Совьетика
Шрифт:
– Смотрите, ребята, не заразитесь от Марлона!- предупредил он нас, укачивая малютку на почтительном от нас расстоянии. Я заверила его, что он может быть спокоен: ветрянкой я переболела еще в первом классе!
Я окунулась в совершенно новую для меня культуру: в доме весь день звучали непривычные для моего уха сальса и меренге, вкусно пахло фаршем, тушеным с черносливом и подливкой из ворстерского соуса , а жильцы ходили по комнатам, пританцовывая. Папиаменто оказался мелодичным языком, похожим на испанский.
Сонни и я оба были смущены ситуацией и нахлынувшими на нас чувствами. Но это было приятное смущение. Следущие несколько дней мы, пожалуй, были самыми счастливыми людьми на свете!
Сейчас, глядя на наши отношения с высоты
Сонни искал просто симпатичную темноволосую белую девушку, воспитанную в традиционных ценноостях, я – чернокожего революционера. Оба вообразили себе, что наконец-то нашли того, кого искали. Вот так мы и оказались вместе… На самом же деле – он вовсе не был революционером, а мои традиционные ценности хотя и были ближе к его, чем к голландским, все-таки существенно отличались от них. А еще – теперь я хорошо понимаю, что мы оба были и просто слишком молоды для удачного брака. В молодости человеку свойствен не только максимализм в его оценках и ожиданиях, но и острые приступы отчаяния, если жизнь – или другой человек, на которого он решил в этой жизни положиться – не совпадает с его ожиданиями и надеждами. Без умения прислушиваться к другому и кое в чем иногда ему уступать (но если такие уступки становятся постоянными и односторонними – хотя бы даже с целью сохранения мира в семье -, такой брак обречен тоже…).
Но мы были юны, верили в чудеса и в любовь до гроба, и сам черт был нам не страшен! За те несколько дней, что мы провели вместе в Роттердаме, я окончательно в него влюбилась.

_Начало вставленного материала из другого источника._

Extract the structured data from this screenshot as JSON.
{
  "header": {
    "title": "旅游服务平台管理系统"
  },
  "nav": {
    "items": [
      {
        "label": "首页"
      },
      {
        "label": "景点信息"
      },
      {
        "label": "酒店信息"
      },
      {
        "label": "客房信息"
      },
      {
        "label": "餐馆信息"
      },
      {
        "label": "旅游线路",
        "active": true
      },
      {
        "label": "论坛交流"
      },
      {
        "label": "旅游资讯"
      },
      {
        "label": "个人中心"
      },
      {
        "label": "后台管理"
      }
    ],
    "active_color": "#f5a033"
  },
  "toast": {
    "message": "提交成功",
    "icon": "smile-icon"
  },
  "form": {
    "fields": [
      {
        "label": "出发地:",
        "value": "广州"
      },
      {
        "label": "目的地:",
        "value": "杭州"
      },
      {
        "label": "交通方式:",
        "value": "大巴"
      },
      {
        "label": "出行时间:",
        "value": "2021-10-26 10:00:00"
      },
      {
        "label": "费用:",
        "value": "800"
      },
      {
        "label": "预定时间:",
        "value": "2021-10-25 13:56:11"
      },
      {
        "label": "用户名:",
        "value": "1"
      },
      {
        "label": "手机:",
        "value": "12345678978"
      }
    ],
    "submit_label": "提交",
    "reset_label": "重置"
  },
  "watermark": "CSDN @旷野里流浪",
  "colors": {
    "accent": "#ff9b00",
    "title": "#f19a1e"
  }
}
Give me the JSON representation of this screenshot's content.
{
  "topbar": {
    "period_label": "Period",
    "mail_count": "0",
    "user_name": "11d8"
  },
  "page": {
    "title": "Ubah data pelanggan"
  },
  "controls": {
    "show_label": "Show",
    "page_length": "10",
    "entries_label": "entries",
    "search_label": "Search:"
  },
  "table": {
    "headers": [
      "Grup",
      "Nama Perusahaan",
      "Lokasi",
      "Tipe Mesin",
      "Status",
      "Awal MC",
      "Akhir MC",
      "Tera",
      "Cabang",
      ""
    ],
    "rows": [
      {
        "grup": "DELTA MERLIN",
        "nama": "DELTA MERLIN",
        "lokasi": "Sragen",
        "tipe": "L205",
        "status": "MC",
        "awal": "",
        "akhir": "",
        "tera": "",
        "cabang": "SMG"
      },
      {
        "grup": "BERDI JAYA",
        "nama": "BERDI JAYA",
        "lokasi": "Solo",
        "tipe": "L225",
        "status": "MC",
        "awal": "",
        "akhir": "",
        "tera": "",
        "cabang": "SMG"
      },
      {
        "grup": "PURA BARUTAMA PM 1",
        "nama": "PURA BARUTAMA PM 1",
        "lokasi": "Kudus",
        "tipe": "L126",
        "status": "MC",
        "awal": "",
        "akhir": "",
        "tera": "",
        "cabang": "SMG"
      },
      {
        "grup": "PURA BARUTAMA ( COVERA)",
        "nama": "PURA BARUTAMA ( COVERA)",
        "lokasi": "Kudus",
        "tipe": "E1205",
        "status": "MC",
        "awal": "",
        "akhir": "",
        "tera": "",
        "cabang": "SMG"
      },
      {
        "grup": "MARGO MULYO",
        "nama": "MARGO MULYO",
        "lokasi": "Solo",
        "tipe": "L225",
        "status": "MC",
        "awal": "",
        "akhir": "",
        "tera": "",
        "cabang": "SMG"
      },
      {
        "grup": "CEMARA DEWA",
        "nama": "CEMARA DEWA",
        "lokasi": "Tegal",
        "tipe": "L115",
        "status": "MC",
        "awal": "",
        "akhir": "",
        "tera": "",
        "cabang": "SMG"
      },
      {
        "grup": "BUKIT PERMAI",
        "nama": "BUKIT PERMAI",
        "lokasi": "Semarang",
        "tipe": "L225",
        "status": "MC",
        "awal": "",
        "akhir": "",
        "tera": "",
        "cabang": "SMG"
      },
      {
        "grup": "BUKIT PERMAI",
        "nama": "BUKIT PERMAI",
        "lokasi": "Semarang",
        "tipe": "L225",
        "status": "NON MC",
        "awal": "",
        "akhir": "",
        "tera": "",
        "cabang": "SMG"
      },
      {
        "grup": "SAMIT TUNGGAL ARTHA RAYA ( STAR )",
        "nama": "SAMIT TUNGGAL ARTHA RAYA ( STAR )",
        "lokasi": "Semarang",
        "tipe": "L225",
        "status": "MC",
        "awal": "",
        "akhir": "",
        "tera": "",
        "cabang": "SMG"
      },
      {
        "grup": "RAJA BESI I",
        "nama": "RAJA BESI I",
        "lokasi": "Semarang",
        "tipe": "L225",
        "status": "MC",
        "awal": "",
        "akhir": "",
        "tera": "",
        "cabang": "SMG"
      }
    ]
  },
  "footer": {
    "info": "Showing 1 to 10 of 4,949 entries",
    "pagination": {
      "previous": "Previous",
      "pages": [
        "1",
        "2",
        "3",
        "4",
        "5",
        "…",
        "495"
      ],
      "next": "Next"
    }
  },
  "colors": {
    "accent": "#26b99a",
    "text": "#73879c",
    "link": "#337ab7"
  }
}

Через пару дней мы решили, что пора и честь знать, попрощались с гостеприимными хозяевами (в отличие от голландцев, они не рылись в наших сумках в наше отсутствие!) и поехали к Сонни в Энсхеде. У меня скоро кончалась виза, и надо было решать, что же делать дальше. У Сонни на носу были экзамены.
…Едва ли есть в Нидерландах более скучный, сонный и отталкивающий городишко, чем Энсхеде. Разве что Алмело может поспорить с ним по этим качествам. Энсхеде находится на самом восточном краю страны, до германской границы отсюда можно пешком дойти по рельсам (только по рельсам дисциплинированные голландцы, само собой, не ходят!), и у многих жителей здесь имеются немецкие родственники. Чем объясняются такие негативные чувства, вызываемые этим городом, трудно однозначно выразить словами, но я не единственная, кто такого о нем мнения. Знаю голландцев, которые прожили там больше 20 лет, а к Энсхеде так и не смогли приобрести симпатий. Вроде бы все здесь как везде – торговые центры, магазины «Хема» и «Зееман» ,базар по субботам, даже фонтан в центре и даже свой университет – Твенте, – а не проходит ощущение какой-то глубокой дремучести. Единственное, что скрашивает его в хорошую погоду – это природа. Вокруг Энсхеде раскинулись суровые леса, так нетипичные для плоских и «лысых» Нидерландов. В них даже растут настоящие белые грибы – те самые, от которых Сонни охватывал такой панический страх, когда я жарила их с картошкой..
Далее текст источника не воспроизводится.